Real prices take CPI into consideration. But I want to focus on the statement that mortgages are actually negative relative to inflation because I don’t think we’ve really talked about that. Even though the rates are slightly higher, they’re still negative relative to inflation.
It is also important to note that if the mortgage rates shoot up way past six and closer to 7% or 8%, then the housing market will have a problem. It is what I have been telling people, in my YouTube videos, and to my clients, for the past few months. Only when that happens can we be sure that we will see the demand and inventory get super unbalanced.
Right now, the demand is still there for the inventory that we have. The inventory for active listings is still significantly low, at 2.5 months, when the average is six months. The new construction inventory, however, is a different story, as they have nine months of inventory when the average is also six months.
“Second, Pinto points to the work-from-home revolution that has freed homeowners to relocate from expensive coastal metros to affordable Sunbelt markets and still collect their old salaries,” the article continues.
So, the first one, [Pinto] said, mortgage rates are still low—5.5% is not bad considering where inflation is at.
Second, he says the people who relocated to different areas are going to remain there, but I am not sure about that one, because we are seeing companies calling back their employees to work onsite. So we might have to see how this WFH to on-site shift will go.
And finally, the article says, “The third and most potent factor: incredibly low inventories. ‘We’re still seeing a supply-and-demand imbalance, and the reason is the incredibly low number of homes for sale,’ says Pinto.”
Pinto says there is no [housing] bubble.
According to Fortune: “For the bubble to develop, you need to have irrational exuberance, a psychological component that prices are no longer driven by fundamentals. That’s not the case.” He points again to the amazingly slender supply. “In the bubble of 2005, the U.S. had 2.4 to 2.5 million homes for sale in a smaller market,” he says. “Now the number is a tiny 950,000.”
Do you see a significant difference there in terms of inventory? So, don’t believe people when they say the housing market is going into a crash.
According to Fortune, “45 of the 48 cities should expect both positive nominal and real gains.”
Nominal gains are what we technically see when a house goes up in value. Real gains factor into the CPI and inflation.
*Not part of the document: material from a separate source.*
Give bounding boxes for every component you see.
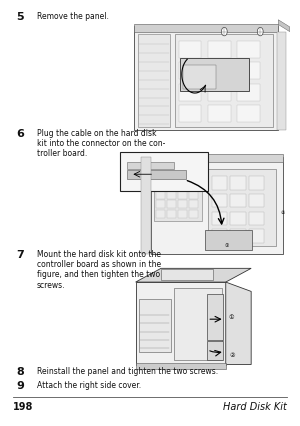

According to the graph presented in this article by Fortune, the one year “real” appreciation forecasts for April 2022 to April 2023, the metros that you might want to consider are the following:
There are other metros listed as well, such as Orlando, Nashville, Austin, Jacksonville, etc., but from the data, if you are looking to make a move, Florida is probably your best option.
According to Fortune, “Even in the absence of a recession or steep rise in mortgage rates, the most likely outlook after April of next year is that inflation outpaces price increases.”
So at some point, we’re going to get there, and I want you to pay attention when it happens. However, April 2023 is too far away to know what’s going to happen between then and now.
That’s why we should keep an eye out for the data on a month-to-month basis and look at the indicators for where the real estate market is heading.